The organization that promoted the Ciclopaseo was Bicciaccion under the direction of Diego Puente, Alexa Velasco, Cristian Cerda and others. There were another collaborators included the Metropolitan District of Quito, The Metropolitan Transportation and Services Administration of Quito (Empresa Metropolitana de Servicios y Administración de Transporte in Spanish), Ecological Action ( Accion Ecologica in Spanish) and the Roadrunner Club (Club Correcaminos in Spanish). and 635 police officers. When Diego Puente founded Ciclopolis in 2008 the project moved with him.
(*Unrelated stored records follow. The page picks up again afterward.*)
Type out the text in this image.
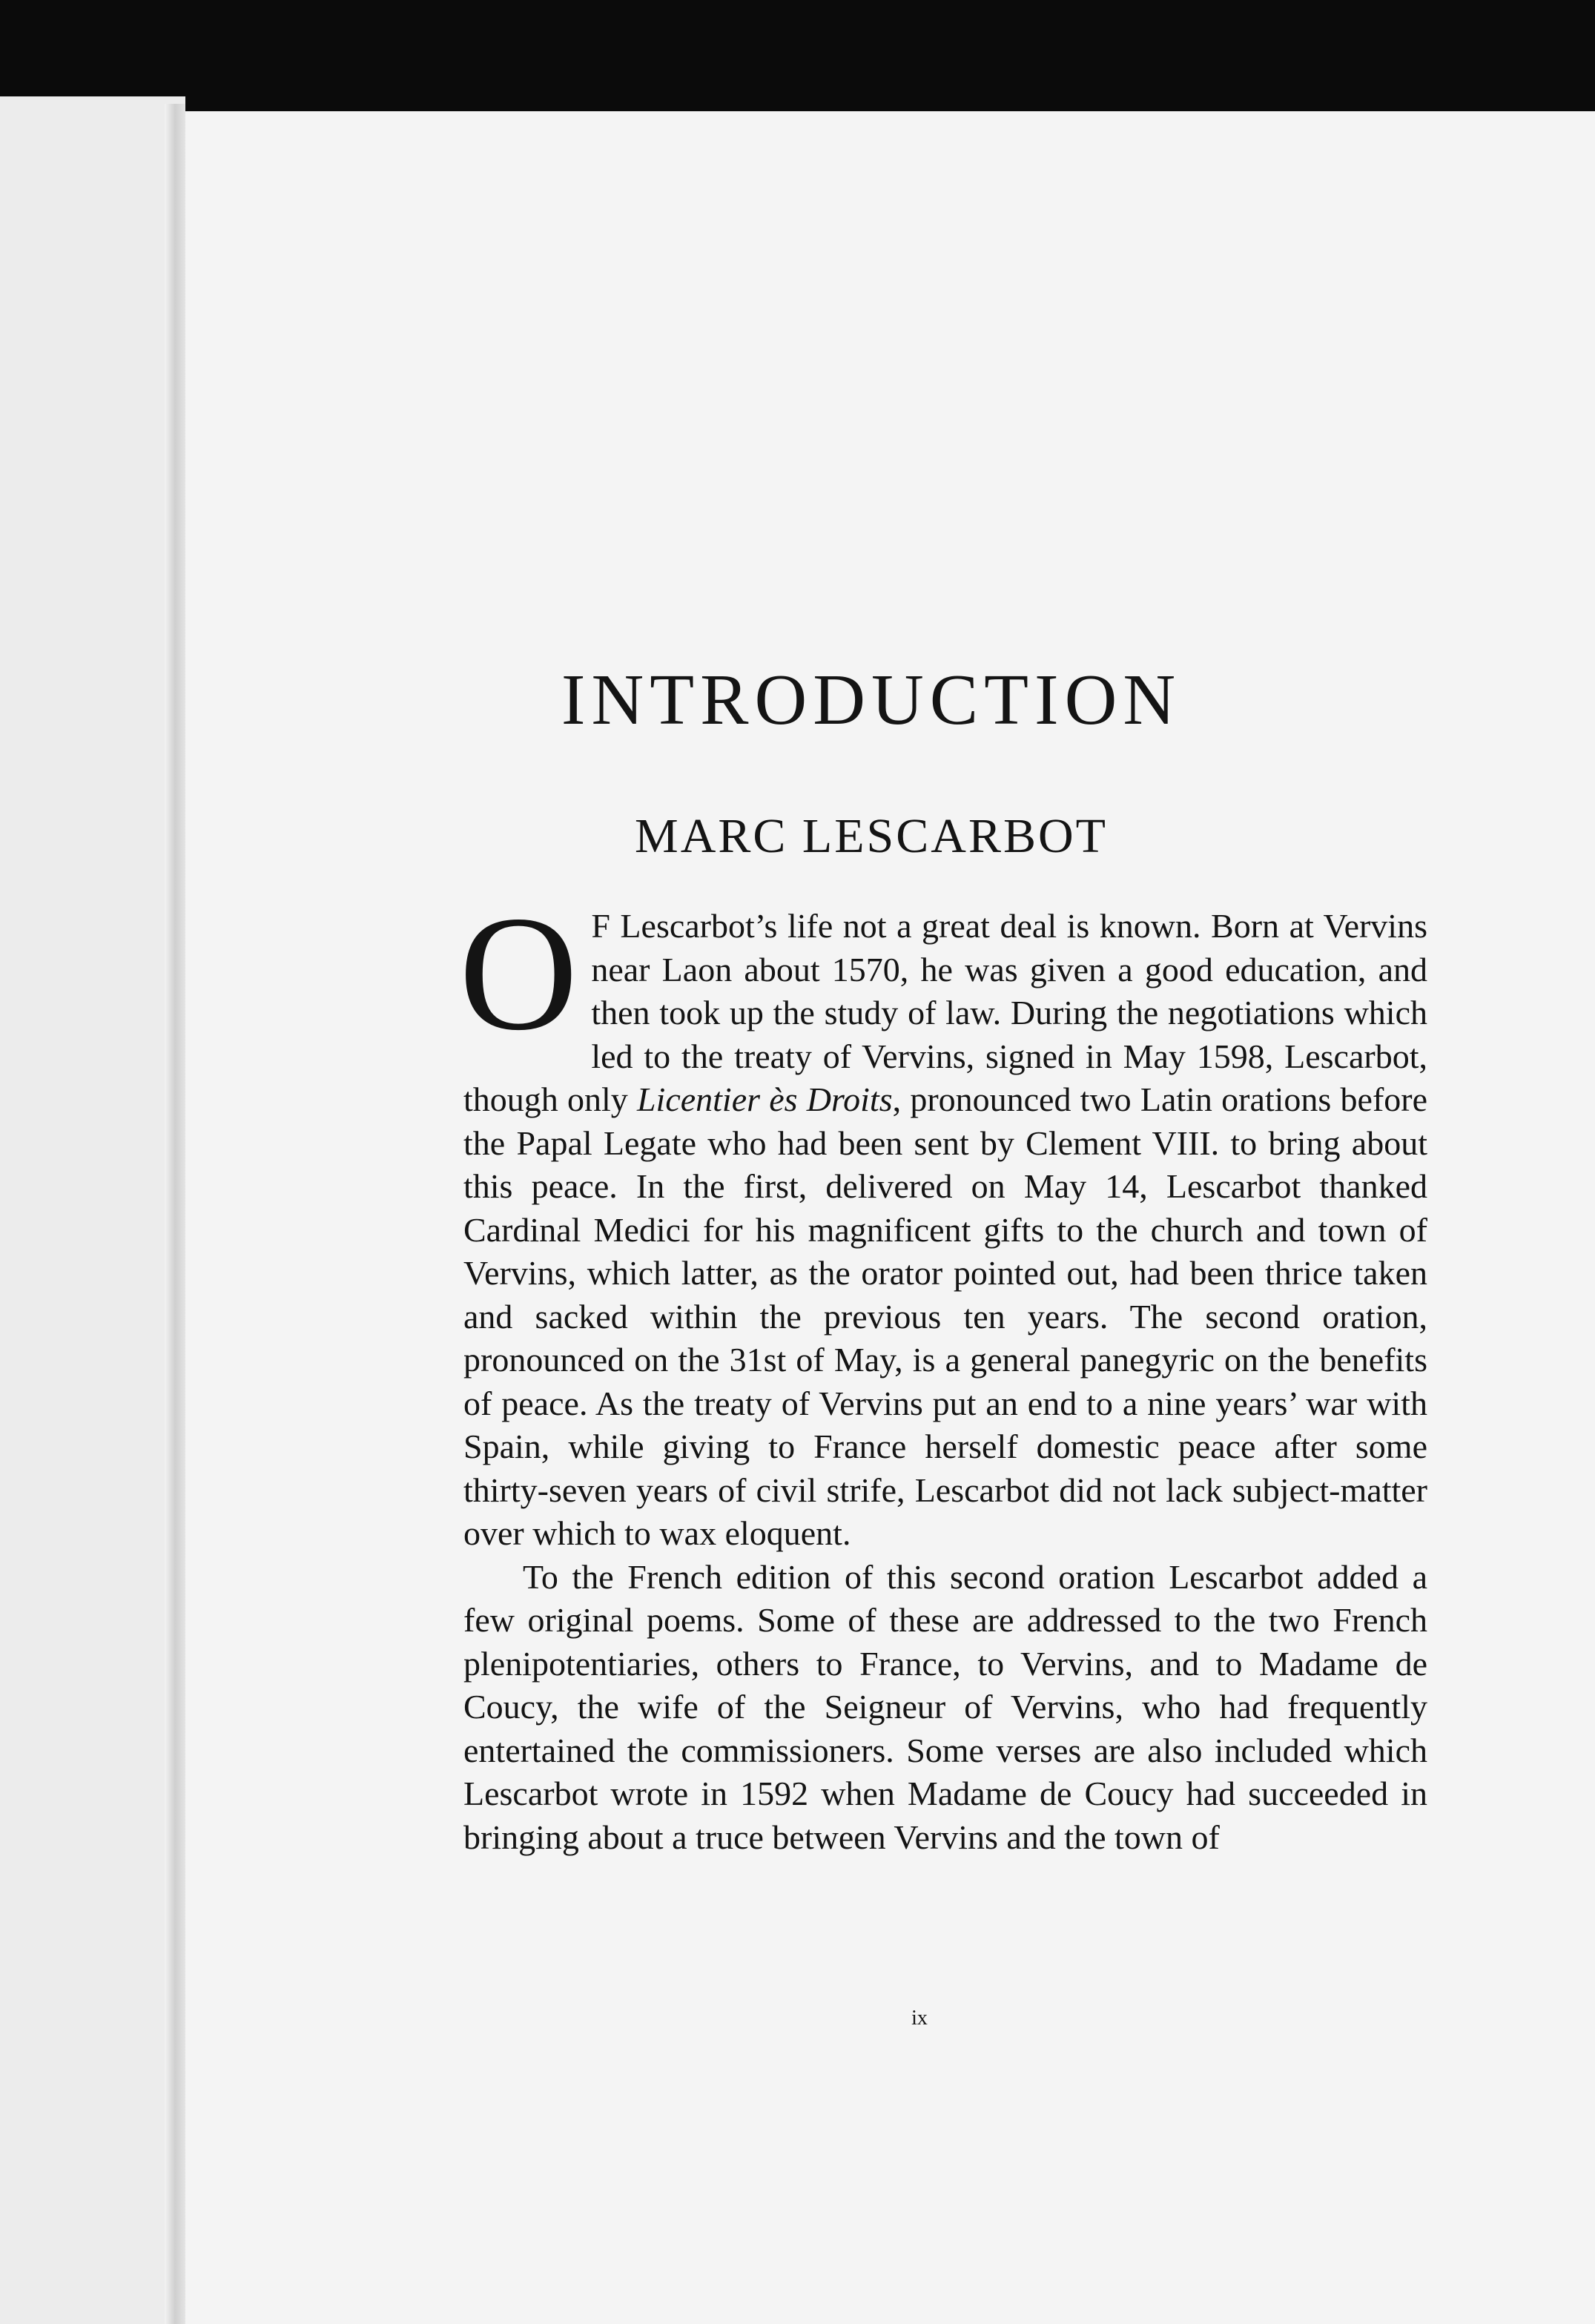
INTRODUCTION
MARC LESCARBOT

O F Lescarbot’s life not a great deal is known. Born at Vervins near Laon about 1570, he was given a good education, and then took up the study of law. During the negotiations which led to the treaty of Vervins, signed in May 1598, Lescarbot, though only Licentier ès Droits, pronounced two Latin orations before the Papal Legate who had been sent by Clement VIII. to bring about this peace. In the first, delivered on May 14, Lescarbot thanked Cardinal Medici for his magnificent gifts to the church and town of Vervins, which latter, as the orator pointed out, had been thrice taken and sacked within the previous ten years. The second oration, pronounced on the 31st of May, is a general panegyric on the benefits of peace. As the treaty of Vervins put an end to a nine years’ war with Spain, while giving to France herself domestic peace after some thirty-seven years of civil strife, Lescarbot did not lack subject-matter over which to wax eloquent.

To the French edition of this second oration Lescarbot added a few original poems. Some of these are addressed to the two French plenipotentiaries, others to France, to Vervins, and to Madame de Coucy, the wife of the Seigneur of Vervins, who had frequently entertained the commissioners. Some verses are also included which Lescarbot wrote in 1592 when Madame de Coucy had succeeded in bringing about a truce between Vervins and the town of

ix
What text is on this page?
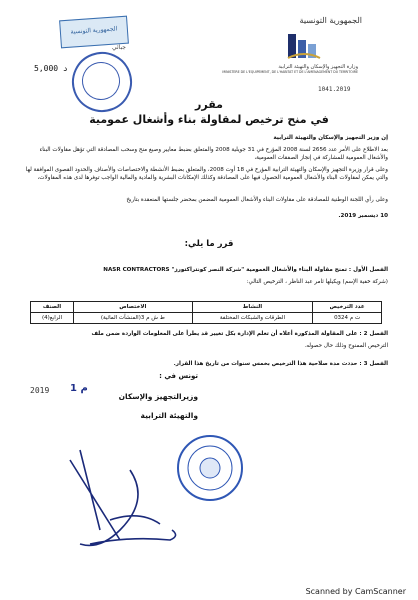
الجمهورية التونسية
جبائي
5,000 د
الجمهورية التونسية
وزارة التجهيز والإسكان والتهيئة الترابية
MINISTERE DE L'EQUIPEMENT, DE L'HABITAT ET DE L'AMENAGEMENT DU TERRITOIRE
1041.2019
مقرر
في منح ترخيص لمقاولة بناء وأشغال عمومية
إن وزير التجهيز والإسكان والتهيئة الترابية
بعد الاطلاع على الأمر عدد 2656 لسنة 2008 المؤرخ في 31 جويلية 2008 والمتعلق بضبط معايير وصيغ منح وسحب المصادقة التي تؤهل مقاولات البناء والأشغال العمومية للمشاركة في إنجاز الصفقات العمومية،
وعلى قرار وزيرة التجهيز والإسكان والتهيئة الترابية المؤرخ في 18 أوت 2008، والمتعلق بضبط الأنشطة والاختصاصات والأصناف والحدود القصوى الموافقة لها والتي يمكن لمقاولات البناء والأشغال العمومية الحصول فيها على المصادقة وكذلك الإمكانات البشرية والمادية والمالية الواجب توفرها لدى هذه المقاولات،
وعلى رأي اللجنة الوطنية للمصادقة على مقاولات البناء والأشغال العمومية المضمن بمحضر جلستها المنعقدة بتاريخ
10 ديسمبر 2019.
قرر ما يلي:
الفصل الأول : تمنح مقاولة البناء والأشغال العمومية "شركة النصر كونتراكتورز" NASR CONTRACTORS
(شركة خفية الإسم) ويكيلها ثامر عبد الناظر ، الترخيص التالي:
عدد الترخيص	النشاط	الاختصاص	الصنف
ت م 0324	الطرقات والشبكات المختلفة	ط ش م 3(المنشآت المائية)	الرابع(4)
الفصل 2 : على المقاولة المذكورة أعلاه أن تعلم الإدارة بكل تغيير قد يطرأ على المعلومات الواردة ضمن ملف
الترخيص الممنوح وذلك حال حصوله.
الفصل 3 : حددت مدة صلاحية هذا الترخيص بخمس سنوات من تاريخ هذا القرار.
تونس في :
وزيرالتجهيز والإسكان
والتهيئة الترابية
2019 1 م
Scanned by CamScanner
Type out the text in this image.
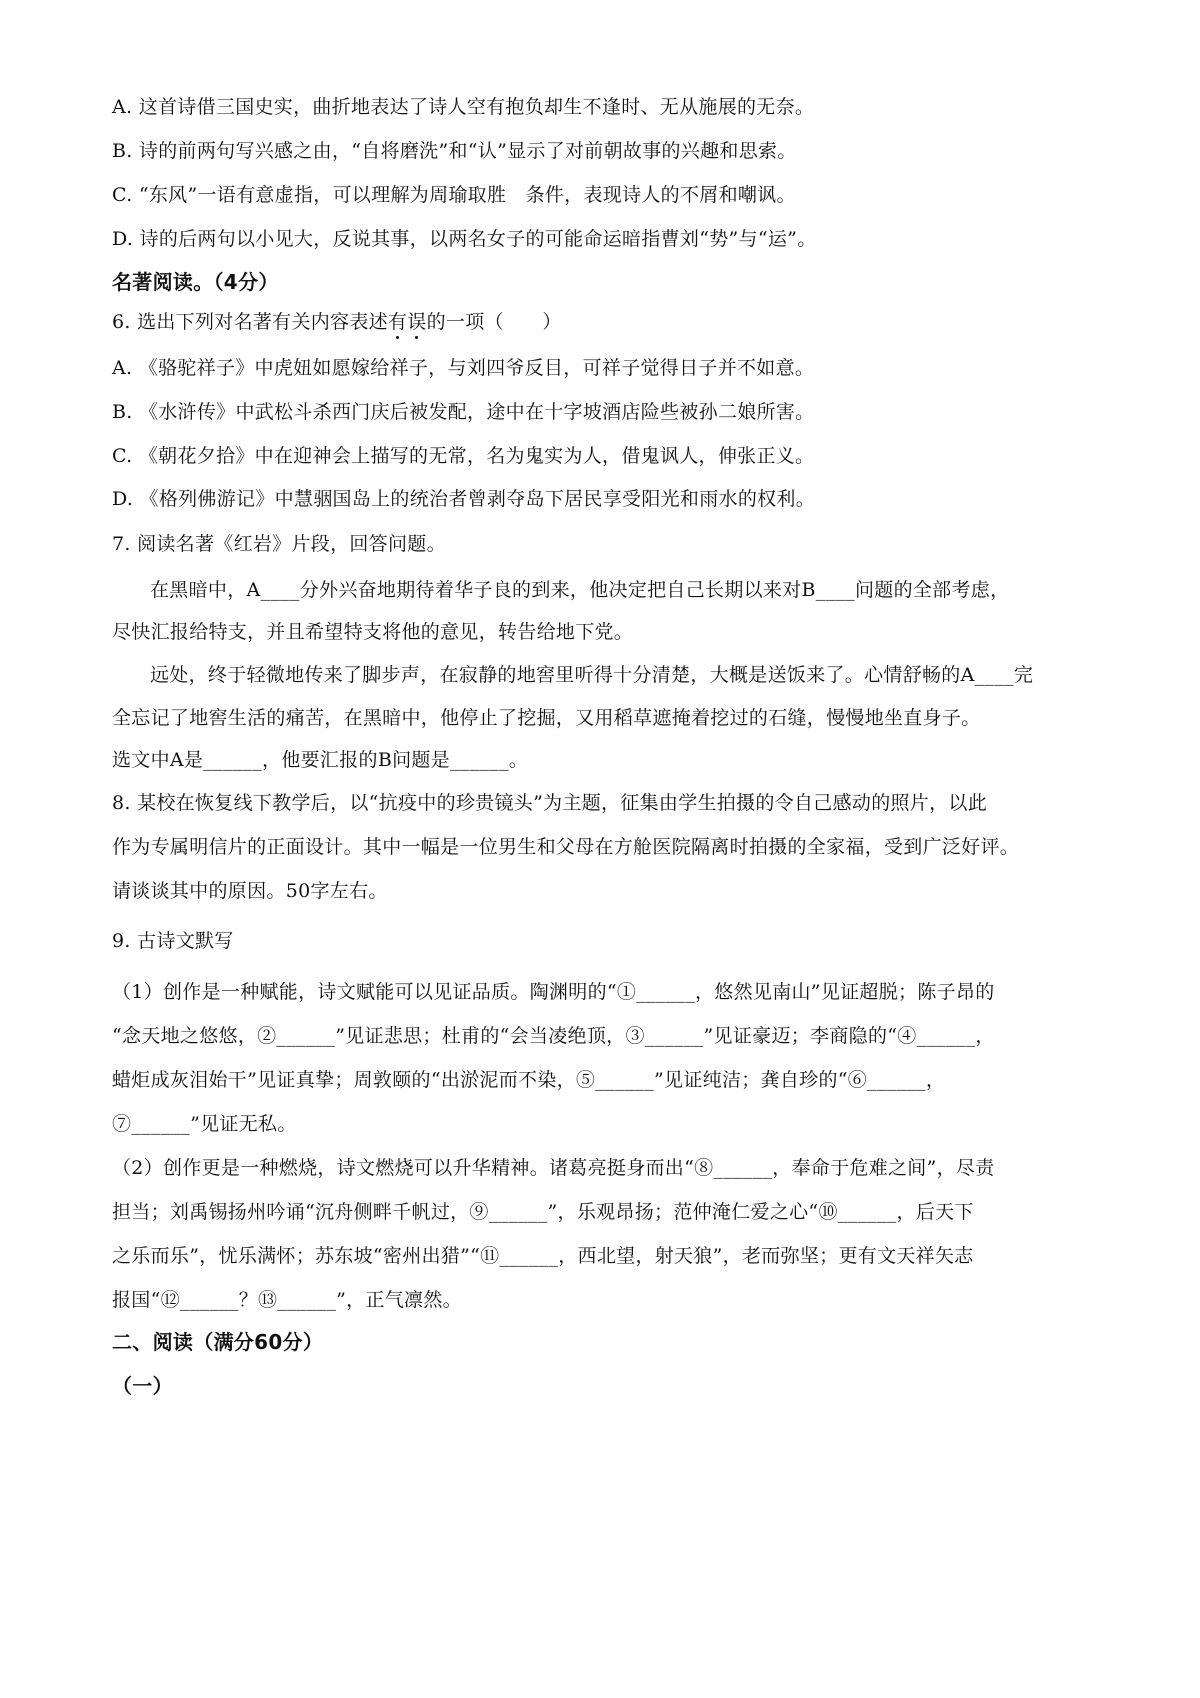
A. 这首诗借三国史实，曲折地表达了诗人空有抱负却生不逢时、无从施展的无奈。
B. 诗的前两句写兴感之由，“自将磨洗”和“认”显示了对前朝故事的兴趣和思索。
C. “东风”一语有意虚指，可以理解为周瑜取胜　条件，表现诗人的不屑和嘲讽。
D. 诗的后两句以小见大，反说其事，以两名女子的可能命运暗指曹刘“势”与“运”。
名著阅读。（4分）
6. 选出下列对名著有关内容表述有误的一项（　　）
A. 《骆驼祥子》中虎妞如愿嫁给祥子，与刘四爷反目，可祥子觉得日子并不如意。
B. 《水浒传》中武松斗杀西门庆后被发配，途中在十字坡酒店险些被孙二娘所害。
C. 《朝花夕拾》中在迎神会上描写的无常，名为鬼实为人，借鬼讽人，伸张正义。
D. 《格列佛游记》中慧骃国岛上的统治者曾剥夺岛下居民享受阳光和雨水的权利。
7. 阅读名著《红岩》片段，回答问题。
在黑暗中，A____分外兴奋地期待着华子良的到来，他决定把自己长期以来对B____问题的全部考虑，
尽快汇报给特支，并且希望特支将他的意见，转告给地下党。
远处，终于轻微地传来了脚步声，在寂静的地窖里听得十分清楚，大概是送饭来了。心情舒畅的A____完
全忘记了地窖生活的痛苦，在黑暗中，他停止了挖掘，又用稻草遮掩着挖过的石缝，慢慢地坐直身子。
选文中A是______，他要汇报的B问题是______。
8. 某校在恢复线下教学后，以“抗疫中的珍贵镜头”为主题，征集由学生拍摄的令自己感动的照片，以此
作为专属明信片的正面设计。其中一幅是一位男生和父母在方舱医院隔离时拍摄的全家福，受到广泛好评。
请谈谈其中的原因。50字左右。
9. 古诗文默写
（1）创作是一种赋能，诗文赋能可以见证品质。陶渊明的“①______，悠然见南山”见证超脱；陈子昂的
“念天地之悠悠，②______”见证悲思；杜甫的“会当凌绝顶，③______”见证豪迈；李商隐的“④______，
蜡炬成灰泪始干”见证真挚；周敦颐的“出淤泥而不染，⑤______”见证纯洁；龚自珍的“⑥______，
⑦______”见证无私。
（2）创作更是一种燃烧，诗文燃烧可以升华精神。诸葛亮挺身而出“⑧______，奉命于危难之间”，尽责
担当；刘禹锡扬州吟诵“沉舟侧畔千帆过，⑨______”，乐观昂扬；范仲淹仁爱之心“⑩______，后天下
之乐而乐”，忧乐满怀；苏东坡“密州出猎”“⑪______，西北望，射天狼”，老而弥坚；更有文天祥矢志
报国“⑫______？⑬______”，正气凛然。
二、阅读（满分60分）
（一）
The Ciclopaseo began 2005 by doubling its frequency to every fifteen days and in May 2009 became a weekly event and takes place every Sunday.
In 2016, local media had reported a perceived conflict of interest with Ciclopolis' executives and a City official (Diego Puente) working at the time for the Secretariat of Mobility, following a polemic increase in the operation cost of Ciclopaseo.
In 2017, the operation of Ciclopaseo was handed to the local municipal traffic enforcement agency (AMT), who also began to administer the City's bike share program.

==Ciclovía==

Ciclovía, ciclovia or cyclovia (/ˌsiːkloʊ-ˈviːə/; /es/) is term which translates from Spanish into English as "bike path" and now used worldwide to refer either to a permanently designated bicycle route or a temporary event, the closing of the street to automobiles for use by others.